T-001

SGA-001 fuel tanks

Bristol Pegasus XXII Engines - Medium supercharged units rated at 1010 hp for take off. Driving De Havilland three bladed two position variable-pitch airscrews
Nose Turret - Nash and Thompson FN11 hydraulically powered turret. Arranged to be manually retracted toward the stern to allow for mooring operations. Fitted with one Vickers "K" type gas operated machine gun and five ammunition drums containing 100 rounds .303 calibre each. (Drums recovered from T9044 contain a mixture of 'ball', tracer and armour piercing rounds). The floor of the front gun position was hinged, when down, the position could be used for mooring. When up it acted as a footrest for the gunner.
Fuel Tanks - The wings accommodated six fuel tanks, (three in each) with a total capacity of 9,200 litres (2025 imp' gallons. Smaller fuel tanks were added later behind the rear wingspar increasing the capacity to 11,602 litres (2,550 imp' gallons). This was enough for eight to fourteen hour patrols. It wasn't uncommon for entire crews to give up their parachutes to save weight and therefore increase the patrol time.
Astrodome and Hatch - When afloat, this gave the crew access to the upper surfaces of the aircraft. During patrols, the navigator would take sightings from here and during combat conditions it would act as the Firing Control Centre.
Flight Control Surfaces - These allowed the pilot to adjust and control the aircraft's flight attitude, known as: Roll, Pitch and Yaw. The surfaces are: ailerons, flaps, rudder and elevators. Control surfaces were constructed in metal (Duralumin) with a stretched fabric covering.
Rear Turret - Nash and Thompson FN13 hydraulically powered turret. Fitted with four Browning .303 calibre machine guns.
Auxillary Engine Bay - A fire proof compartment in the leading edge of the wing contained a small ABC (All British engine Company) two cylinder four stroke engine. This was used when moored to drive accessories such as the bilge and refuelling pumps in addition to a Dynamotor which was used for accumulator charging.
Engineers Platform - Either side of each engine, located in the leading edge of the wing were fold-away Engineers platforms. When out, a plank could be laid between them to form a working area for engine maintenance.
Wing - Swept back monoplane wing, Alclad covering with countersunk riveting.
Wing Float - Alclad covering with tubular struts and streamline wire bracing.
Bomb Aimers Window - Retractable viewport
Cockpit - Accommodated two pilots, side by side. All controls except ailerons were duplicated.
Midships Gun Mounting - Gunners stood on a platform with their heads out in the slipstream protected by a windshield. Armament was a Vickers 'K' type gas operated machine gun with five ammunition drums as the front turret.

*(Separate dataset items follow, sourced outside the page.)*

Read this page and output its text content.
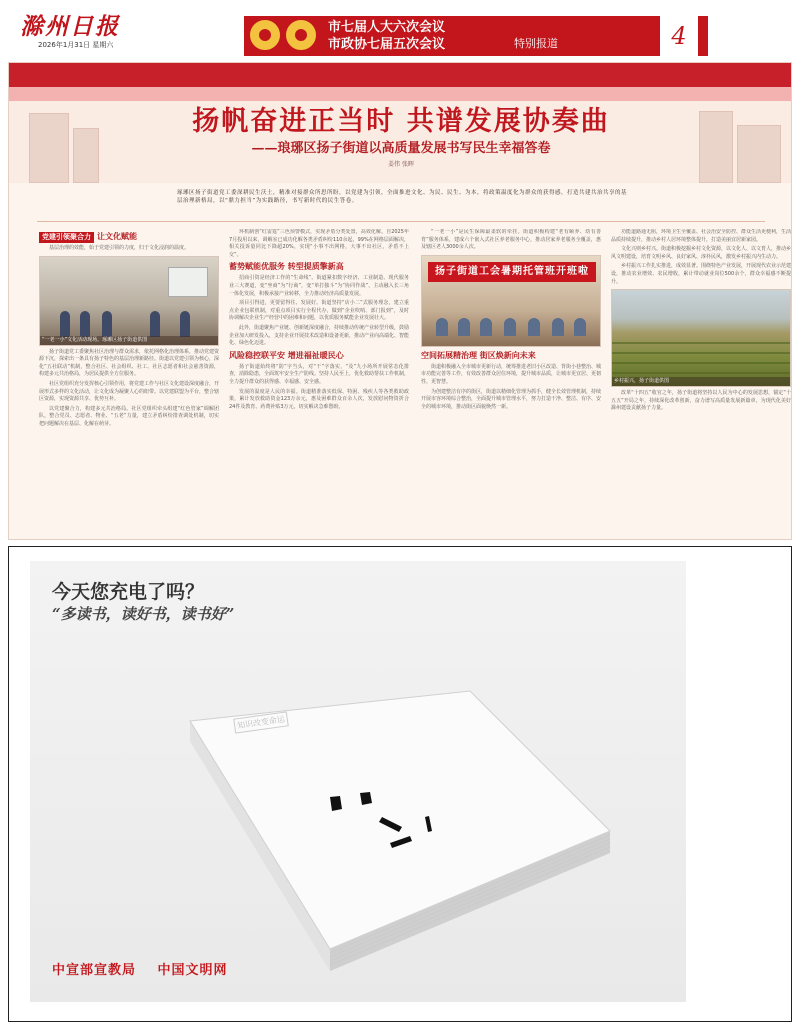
滁州日报
2026年1月31日 星期六
市七届人大六次会议
市政协七届五次会议	特别报道	4
扬帆奋进正当时 共谱发展协奏曲
——琅琊区扬子街道以高质量发展书写民生幸福答卷
姜伟 张晖
琢琊区扬子街道党工委深耕民生沃土，精准对接群众所思所盼，以党建为引领，全面推进文化、为民、民生、为本，将政策温度化为群众的获得感，打造共建共治共享的基层治理新格局，以“鼎力担当”为实践路径，书写新时代的民生答卷。
党建引领聚合力 让文化赋能

基层治理的效能，始于党建引领的力度，归于文化浸润的温度。

“一老一小”文化活动现场。琢琊区扬子街道供图

扬子街道党工委聚焦社区治理与群众需求，依托网格化治理体系，推动党建资源下沉，探索出一条具有扬子特色的基层治理新路径。街道以党建引领为核心，深化“五社联动”机制，整合社区、社会组织、社工、社区志愿者和社会慈善资源，构建多元共治格局，为居民提供全方位服务。

社区党组织充分发挥核心引领作用，将党建工作与社区文化建设深度融合，开展形式多样的文化活动，让文化成为凝聚人心的纽带。以党建联盟为平台，整合辖区资源，实现资源共享、优势互补。

以党建聚合力，构建多元共治格局。社区党组织牵头组建“红色管家”调解团队，整合党员、志愿者、物业、“五老”力量，建立矛盾纠纷排查调处机制，切实把问题解决在基层、化解在萌芽。

环机制创“红雷霆”三色预警模式，实现矛盾分类处置，高效化解。自2025年7月投用以来，调解室已成功化解各类矛盾纠纷110余起，99%在网格层面解决，相关投诉量同比下降超20%，实现“小事不出网格，大事不出社区，矛盾不上交”。

蓄势赋能优服务 转型提质擎新高

招商引资是经济工作的“生命线”。街道紧扣数字经济、工业制造、现代服务业三大赛道，变“坐商”为“行商”，变“单打独斗”为“协同作战”，主动融入长三角一体化发展，积极承接产业转移，全力推动经济高质量发展。

项目引得进，更要留得住、发展好。街道坚持“店小二”式服务理念，建立重点企业包联机制，对重点项目实行全程代办，做到“企业吹哨、部门报到”，及时协调解决企业生产经营中的困难和问题，以优质服务赋能企业发展壮大。

此外，街道聚焦产业链、创新链深度融合，持续推动传统产业转型升级，鼓励企业加大研发投入，支持企业开展技术改造和设备更新，推动产业向高端化、智能化、绿色化迈进。

风险稳控联平安 增进福祉暖民心

扬子街道始终将“防”字当头，对“干”字落实，“及”九小场所开展常态化排查，消除隐患，全面筑牢安全生产防线。坚持人民至上，优化救助帮扶工作机制，全力提升群众的获得感、幸福感、安全感。

发展的温度是人民的幸福。街道精准落实低保、特困、残疾人等各类救助政策，累计发放救助资金123万余元，惠及困难群众百余人次，发放慰问物资折合24件及教育、药费补贴3万元，切实解决急难愁盼。

“一老一小”是民生保障最柔软的牵挂。街道积极构建“老有颐养、幼有善育”服务体系，建成六个嵌入式社区养老服务中心，推动居家养老服务全覆盖，惠及辖区老人3000余人次。

扬子街道工会暑期托管班开班啦
空间拓展精治理 街区焕新向未来

街道积极融入全市城市更新行动，统筹推进老旧小区改造、背街小巷整治、城市功能完善等工作，有效改善群众居住环境，提升城市品质，让城市更宜居、更韧性、更智慧。

为创建整洁有序的街区，街道以精细化管理为抓手，健全长效管理机制，持续开展市容环境综合整治，全面提升城市管理水平，努力打造干净、整洁、有序、安全的城市环境，推动街区面貌焕然一新。

功能道路通无阻，环境卫生全覆盖、社会治安全防控、群众生活更便利，生活品质持续提升，推动乡村人居环境整体提升，打造美丽宜居新家园。

文化兴则乡村兴。街道积极挖掘乡村文化资源，以文化人、以文育人，推动乡风文明建设，培育文明乡风、良好家风、淳朴民风，激发乡村振兴内生动力。

乡村振兴工作扎实推进，成效显著。围绕特色产业发展，开展现代农业示范建设，推动农业增效、农民增收，累计带动就业岗位500余个，群众幸福感不断提升。

乡村振兴，扬子街道供图

改革“十四五”收官之年，扬子街道将坚持以人民为中心的发展思想，锚定“十五五”开局之年，持续深化改革创新，奋力谱写高质量发展新篇章，为现代化美好滁州建设贡献扬子力量。

今天您充电了吗？
“多读书，读好书，读书好”
知识改变命运
中宣部宣教局 中国文明网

Forward Entrance Door - One of two doors, this being the usual entrance, the other being on the starboard side just forward of the rear hull step. In addition to these, there was a smaller hatchway just forward of the starboard tailplane.
HF/DF Loop (High Frequency/Direction Finder). Affectionately known as the huff duff. Direction Finding Loop Antenna, this could be rotated from inside the aircraft.

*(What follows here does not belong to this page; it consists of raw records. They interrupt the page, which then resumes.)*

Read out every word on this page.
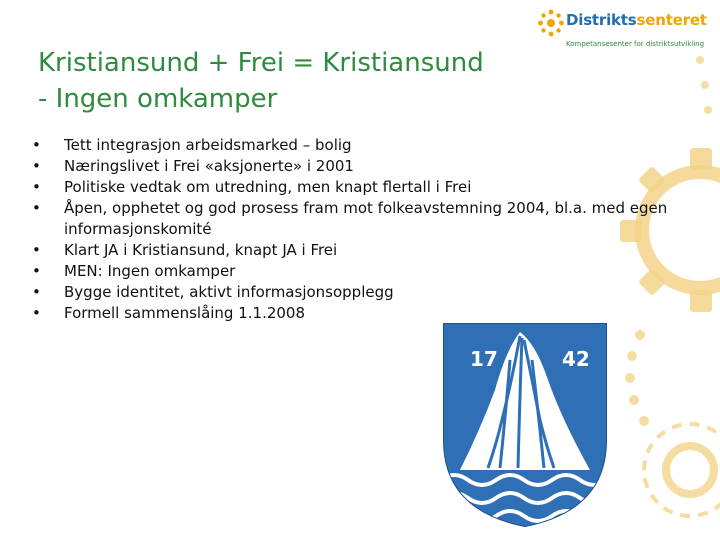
Distriktssenteret
Kompetansesenter for distriktsutvikling
Kristiansund + Frei = Kristiansund
- Ingen omkamper
• Tett integrasjon arbeidsmarked – bolig
• Næringslivet i Frei «aksjonerte» i 2001
• Politiske vedtak om utredning, men knapt flertall i Frei
• Åpen, opphetet og god prosess fram mot folkeavstemning 2004, bl.a. med egen informasjonskomité
• Klart JA i Kristiansund, knapt JA i Frei
• MEN: Ingen omkamper
• Bygge identitet, aktivt informasjonsopplegg
• Formell sammenslåing 1.1.2008
17	42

Bomb Room Door - Located, one either side of the hull. Spring loaded doors opened (inwards) to allow bomb racks to be run out from the bomb room to their working position under the wing. The main offensive load was up to 2,000 lb (910 kg)
Forward Hull - This was divided into two decks. The upper accommodating two Pilots, Navigator, Wireless Operator and the Engineer. Towards the rear of the upper deck was stowage for flares and maintenance cradles. The lower deck housed the mooring compartment, lavatory, officer's wardroom, galley and quarters for the crew. The wardroom and crew quarters had bunks and folding tables. The galley was equipped with a cooker, fresh water tank, paraffin tank, draining rack and an ice chest.
Rear Hull - This area housed general marine equipment, drogues, bollards, anchor etc. there was a fitters work bench complete with a vice, the flare launching chute and flare storage along with a camera mount. Equipment also included two collapsible dinghies and oars, marine distress signals, smoke puffs, telephone system even awnings for use in hot climates!
Planing Hull - The takeoff run of a Sunderland was often dependent only on the length of water that was available. It could be a problem to gain sufficient speed for the aircraft to plane, which meant there wasn't enough speed to become airborne. Once planing, the aircraft had to break free from the suction of the water on the hull. This was partly helped by the "step" in the hull just behind the aircraft's centre of buoyancy at planing speed. The pilot could rock the craft about this point to try to break the downward pull of the water on the surface of the hull. Rough water was a help in freeing the hull from this suction, but on calm days it was often necessary to have a high speed launch criss-cross in front of the aircraft to cause a break in the water flow under the aircraft.